Big Esso puts Indigenous Australian food on the map
Words & images by Sofia Levin
Melbourne is blessed with multiculturalism, but there’s one cuisine we haven’t quite figured out yet: Indigenous Australian food. Torres Strait Island-born Nornie Bero is leading the charge with Big Esso and Mabu Mabu.
Victoria Street is known for Vietnamese cuisine. Lygon Street goes by “Little Italy”. Dandenong boasts some of the best Indian food in the country. But Australian food? We’re only just starting to take notice.
“I would love there to be an Indigenous street where we can have our own cuisine… we just don’t talk about it enough,” says chef and cookbook author, Nornie Bero.
She’s the owner of Big Esso restaurant in Melbourne CBD and Mabu Mabu cafe in Yarraville, and she’s on a crusade to familiarise Australians with real native food.
“It comes with education, because people don’t know that we have a cuisine. I think they think we live off grubs and bark… but it’s gotten better and I think we’ll get there,” she says.
Nornie grew up on Mer Island in the Torres Strait, where she spent her childhood foraging for tropical fruit and collecting lizard eggs.
“I never thought from being a kid that grew up with a spear in my hand on a reef in the Torres Strait, that I would one day own a restaurant in Federation Square in Melbourne."
That restaurant is Big Esso, which means “big thank you” in Meriam Mir, spoken on Mer Island.
“The menu here at Big Esso follows my childhood growing up. So from periwinkles to fish, to my life on mainland Australia as well, enjoying everything that we have to offer here,” says Nornie.
Native Australian ingredients are the heroes of every dish. Wattleseed and pumpkin damper served with golden syrup butter is a nod to Nornie's father, who taught her how to make it when she was a little girl.
Oysters are accompanied by pepperberry mignonette or garnished with finger lime and river mint. Kangaroo is hand-chopped into tartare and crocodile deep-fried and seasoned with saltbush and pepperberry, the lovechild of salt and pepper calamari and fried chicken.
From the sea, elongated razor clams are spooned with sea urchin bisque, while signature namas sees coconut-cured kingfish scooped up with taro crisps. Tables share wild boar with tea grass and labne on banana leaves and charred emu fillets sweetened with molasses and topped with saltbush chimichurri and fried sugar cane.

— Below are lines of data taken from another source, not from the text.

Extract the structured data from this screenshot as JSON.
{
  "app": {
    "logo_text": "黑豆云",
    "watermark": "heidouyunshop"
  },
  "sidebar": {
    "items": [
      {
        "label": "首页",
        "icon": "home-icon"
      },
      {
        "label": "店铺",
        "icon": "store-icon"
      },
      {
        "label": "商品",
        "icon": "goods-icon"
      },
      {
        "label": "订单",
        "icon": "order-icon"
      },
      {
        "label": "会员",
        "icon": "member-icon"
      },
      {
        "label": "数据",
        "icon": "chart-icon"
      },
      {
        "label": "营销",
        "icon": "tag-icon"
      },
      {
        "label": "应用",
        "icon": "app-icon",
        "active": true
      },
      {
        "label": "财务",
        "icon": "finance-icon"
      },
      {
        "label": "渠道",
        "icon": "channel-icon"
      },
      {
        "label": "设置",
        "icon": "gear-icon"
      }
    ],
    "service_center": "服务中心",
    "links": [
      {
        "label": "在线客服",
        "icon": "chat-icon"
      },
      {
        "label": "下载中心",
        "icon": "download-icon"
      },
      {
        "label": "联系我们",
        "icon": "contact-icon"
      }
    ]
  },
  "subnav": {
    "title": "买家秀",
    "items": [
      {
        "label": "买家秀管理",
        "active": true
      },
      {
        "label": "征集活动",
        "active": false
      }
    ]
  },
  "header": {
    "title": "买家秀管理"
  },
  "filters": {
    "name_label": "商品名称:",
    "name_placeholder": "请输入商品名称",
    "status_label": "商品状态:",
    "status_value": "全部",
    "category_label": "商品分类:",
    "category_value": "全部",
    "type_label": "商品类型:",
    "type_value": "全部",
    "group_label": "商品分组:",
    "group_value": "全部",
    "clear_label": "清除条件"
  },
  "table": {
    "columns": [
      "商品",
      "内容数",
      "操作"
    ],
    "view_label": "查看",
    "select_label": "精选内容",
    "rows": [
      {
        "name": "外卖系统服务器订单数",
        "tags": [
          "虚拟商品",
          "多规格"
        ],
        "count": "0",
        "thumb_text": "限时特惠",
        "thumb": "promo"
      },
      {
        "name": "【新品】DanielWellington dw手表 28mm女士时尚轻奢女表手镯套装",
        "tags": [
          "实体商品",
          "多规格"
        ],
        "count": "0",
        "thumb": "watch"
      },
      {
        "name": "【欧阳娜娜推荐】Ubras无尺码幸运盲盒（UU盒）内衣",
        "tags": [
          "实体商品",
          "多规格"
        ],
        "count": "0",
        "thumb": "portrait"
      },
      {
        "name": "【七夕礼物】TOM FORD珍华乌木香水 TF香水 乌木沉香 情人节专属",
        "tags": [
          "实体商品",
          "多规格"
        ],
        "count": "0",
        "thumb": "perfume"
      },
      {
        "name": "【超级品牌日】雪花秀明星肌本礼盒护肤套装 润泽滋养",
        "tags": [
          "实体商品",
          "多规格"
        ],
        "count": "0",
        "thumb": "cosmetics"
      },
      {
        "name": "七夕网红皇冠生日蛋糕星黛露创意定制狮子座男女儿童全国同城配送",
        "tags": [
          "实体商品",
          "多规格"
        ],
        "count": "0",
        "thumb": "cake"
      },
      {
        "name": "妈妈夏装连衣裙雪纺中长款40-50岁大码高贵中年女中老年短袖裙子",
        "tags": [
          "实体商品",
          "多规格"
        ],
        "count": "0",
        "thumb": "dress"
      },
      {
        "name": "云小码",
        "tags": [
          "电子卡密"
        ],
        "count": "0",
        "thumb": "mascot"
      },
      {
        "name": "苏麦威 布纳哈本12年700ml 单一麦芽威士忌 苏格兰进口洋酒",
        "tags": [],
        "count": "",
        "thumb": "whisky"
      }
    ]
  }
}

“Places always say ‘we use Australian produce’, but do they celebrate it? Do they make it the key element on your dish? Like, natural Australian produce that have been growing here for thousands of years, making that the hero. That’s what we do here,” says Nornie.
The drinks list is all-Australian. Bloody marys are stirred with Seven Seasons Native Yam Vodka, tomato juice, house sriracha, pepperberry and pickled karkalla (a coastal succulent also known as pigface and beach banana). Jugs of long island iced tea are filled with Axel Vodka, strawberries, wild hibiscus flowers, strawberry gum leaf, river mint, and lemon and cinnamon myrtle. And of course, there’s the green ant martini.
“It’s a little bit confronting for people, but then we tell them it’s going to taste a little bit like sherbet and they love it,” says Nornie. “Our green ant martini is literally one of our best selling drinks here, because who doesn’t want to eat ants?”
Nornie hasn’t always served native Australian produce. She’s worked in hospitality for 25 years, but her first taste of it came at the local pub in Innisfail, Queensland, when she was 16 years old. At the time she worked on banana farms and drove her colleagues to the pub on her learner permit. She decided to try her luck down in Melbourne.
“When I first came down to Melbourne, it was difficult for me to get a job. All I wanted to do was work and support myself but I had no money, no nothing… how was I going to do that with how I look?” she says “But I stuck it out. You have to have determination.”
Nornie ended up completing a house-painting apprenticeship and building semi-trailers before landing her first hospitality job and the Grandview Hotel in Fairfield. She spent the next two decades learning in various kitchens, always behind the scenes. She opened her first shop, an Indigenous Australian deli called Mabu Mabu, in South Melbourne Market in 2018. By 2019 it had moved to Yarraville and become a cafe, and in 2021 she had opened Big Esso restaurant in Federation Square.
“I am so proud that we were able to open here… for me, it’s putting my culture on the map,” she says.
Nornie’s hospitality journey has filled her with empathy and fortitude. She is as fiercely connected to her roots as she is accepting of others.
“I feel like I relate to other cultures because I’ve carried one of my own,” she says. “I am multicultural, I grew up multicultural and my business will always be multicultural.”